A miniature horse wearing pink shoes and a tutu walks into a library. No, it’s not a joke, though it is guaranteed to bring a smile to your face. Through the Mobile Minis outreach of Newton, Pennsylvania, miniature horses are spreading joy and cuteness to everyone they meet.
Linda Vataha created the nonprofit program in 2014 while living in Arizona. What began as a single visit to an assisted living home for a resident’s 90th birthday grew into a program that is booked out months in advance for visits to memory care units, shelters, schools, a daycare for young adults with disabilities, and anywhere a little extra joy is needed.
Vataha has loved horses since childhood and began rescuing minis in 2014. While still living in Arizona, she had 17 rescued miniature horses and donkeys. After being rehabilitated, some were adopted out as pets and others went on to do pet therapy.
“I have different people groom them, spend time with them, walk, and socialize with them. It helps [the horses] learn to love and trust more people, and then they forget they ever came from a bad place,” says Vataha.
Of the seven minis Vataha brought with her to Pennsylvania, three are rescues and four were donated.
The Mobile Minis equine members travel in style to their destinations in a customized van complete with rubber flooring, insulated walls, and an air conditioner. Once they arrive, the lucky recipients of a visit get to pet, groom, and sometimes even lead the horses around with the help of a volunteer. The tiny equines also make room visits to individuals who are unable to participate in the group activities.
“Not only do the people we visit benefit from the effects of interactions with our minis, but the staff, nurses, teachers, employees, and even our volunteers benefit! It is a win-win all the way around,” says Vataha.
The comfort of the horses is a top priority, so visits are limited to one hour and volunteers are trained to notice any signs of stress in the minis. Volunteers are crucial to the program, helping to rehabilitate rescues and assisting with the visits. Vataha is currently rebuilding her volunteer team after her recent move to Pennsylvania, but in Arizona, more than 100 volunteers helped with the outreach.
Vataha also created a second program called “Mini Tales” after she noticed how children enjoyed reading to the minis. Children sign up for sessions at Vataha’s barn, where they can choose from a variety of books to read to horses and volunteers. At the end of the session, each child receives a bookmark with a picture of one of the minis on it.
It may seem impossible for miniature horses to get any more adorable than they naturally are, but the Mobile Minis reach new levels of cuteness when Vataha and volunteers dress them up in costumes ranging from a hot dog to Christmas outfits complete with lights.
The Mobile Minis team is more than just cute though. The therapeutic power of spending time with the mini horses has a noticeable effect on people that Vataha has seen time and time again. It’s her favorite part of what she does.

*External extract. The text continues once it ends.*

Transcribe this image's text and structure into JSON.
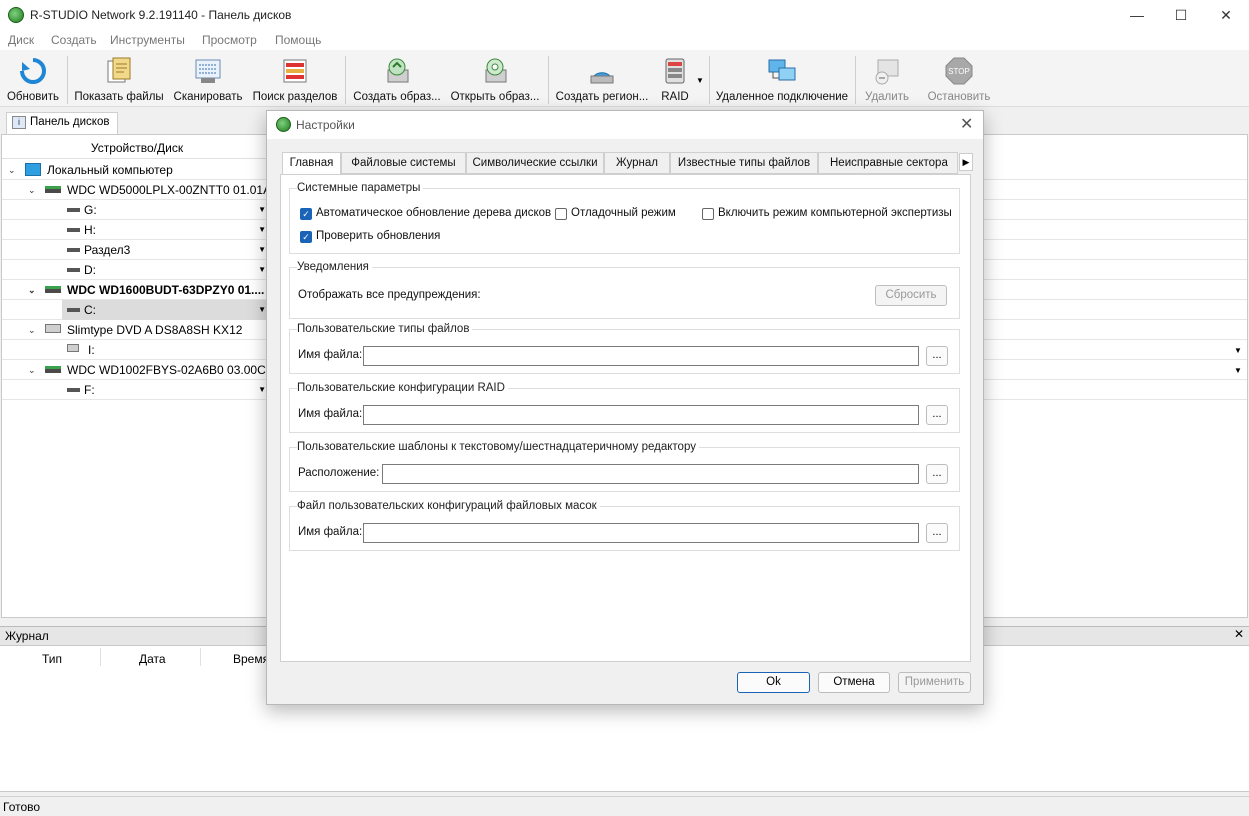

“I have so many favorite parts,” says Vataha. “When a child with autism wants to speak out and interact. When the mini lays her head on the bed of a hospice patient. When a man in assisted living is smiling ear to ear when he sees and touches the mini, while the nurses are in tears grabbing their camera because they never saw him smile or respond before. When a memory care patient who will not come out of his room comes out only when the horses are there for their monthly visit.”
Although people can and do donate to Mobile Minis, Vataha and her husband fund the program themselves.
“It’s our way of giving back to the community, helping the horses, and giving people a place to volunteer and touch so many lives with these amazing miniature horses,” Vataha says.
Now that the Mobile Minis team is settled into their new home, they are looking forward to bringing joy to even more people in Pennsylvania.
“Our minis are guaranteed to leave a smile on your face and a hoofprint on your heart,” says Vataha.